The brief
The 318i had been losing power and jerking during drives, the classic feel of a misfire, and the car was around the 120,000 km mark, where the plugs and the ignition coils are due on these engines. He brought it in. A misfire is a cylinder that isn't lighting cleanly. When that happens you lose the power that cylinder should give, the engine runs uneven so it jerks, it burns more fuel, and the computer flags it. The parts behind it are the spark plugs, which wear out, and the ignition coils that sit on top of them, which fail with age, and at 120,000 km both are at the end of their life. On a high-mileage engine showing misfires, the proper fix is to refresh the whole ignition side rather than chase one cylinder.
The diagnosis
A diagnostic scan confirmed the misfire and pointed at the ignition side. The plugs came out worn past spec, well into their replacement window, and at this mileage the coils were the same wear item, the same age. So the call was the standard refresh, a fresh set of plugs and a fresh set of coils, which heads off the misfires for the long run rather than fixing one and waiting for the next.
The work
New genuine BMW-spec spark plugs went in, gapped to spec, and new genuine BMW-spec ignition coils went on top of them. The harness clips were reseated, and the stored fault codes cleared.

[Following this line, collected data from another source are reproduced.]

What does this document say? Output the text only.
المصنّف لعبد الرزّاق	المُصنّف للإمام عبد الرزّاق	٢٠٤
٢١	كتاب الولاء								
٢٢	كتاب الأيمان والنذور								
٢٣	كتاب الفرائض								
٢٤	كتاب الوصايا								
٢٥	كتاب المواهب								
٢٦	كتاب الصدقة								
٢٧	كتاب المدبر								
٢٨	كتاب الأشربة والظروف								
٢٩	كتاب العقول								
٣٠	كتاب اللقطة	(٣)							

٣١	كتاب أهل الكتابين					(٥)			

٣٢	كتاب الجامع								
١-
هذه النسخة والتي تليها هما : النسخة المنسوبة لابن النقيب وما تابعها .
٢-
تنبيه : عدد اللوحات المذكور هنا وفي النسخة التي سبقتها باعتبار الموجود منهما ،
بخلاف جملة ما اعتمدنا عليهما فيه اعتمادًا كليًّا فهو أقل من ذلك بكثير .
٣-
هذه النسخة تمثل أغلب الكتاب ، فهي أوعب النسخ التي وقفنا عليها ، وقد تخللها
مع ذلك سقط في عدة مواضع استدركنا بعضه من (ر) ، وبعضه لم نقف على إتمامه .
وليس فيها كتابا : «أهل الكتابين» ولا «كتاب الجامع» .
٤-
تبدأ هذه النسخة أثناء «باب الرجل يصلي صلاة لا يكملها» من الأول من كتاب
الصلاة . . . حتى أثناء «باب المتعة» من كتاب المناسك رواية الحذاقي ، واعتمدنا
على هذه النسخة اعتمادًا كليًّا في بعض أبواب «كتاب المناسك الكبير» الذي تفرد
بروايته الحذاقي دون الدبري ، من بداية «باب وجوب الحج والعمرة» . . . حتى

Then the engine was run to confirm it was firing cleanly with no shudder, followed by a road test to confirm the power was back, the jerking was gone, and no misfires returned.
The outcome
Power back, no jerking, a steady idle, no misfires on the road, and the check engine light out after a drive cycle. The 318i went home running cleanly and good for the next interval. Plugs and coils are wear items that age together, so doing the full set in one go means even, reliable ignition rather than another misfire a few thousand kilometres down the road.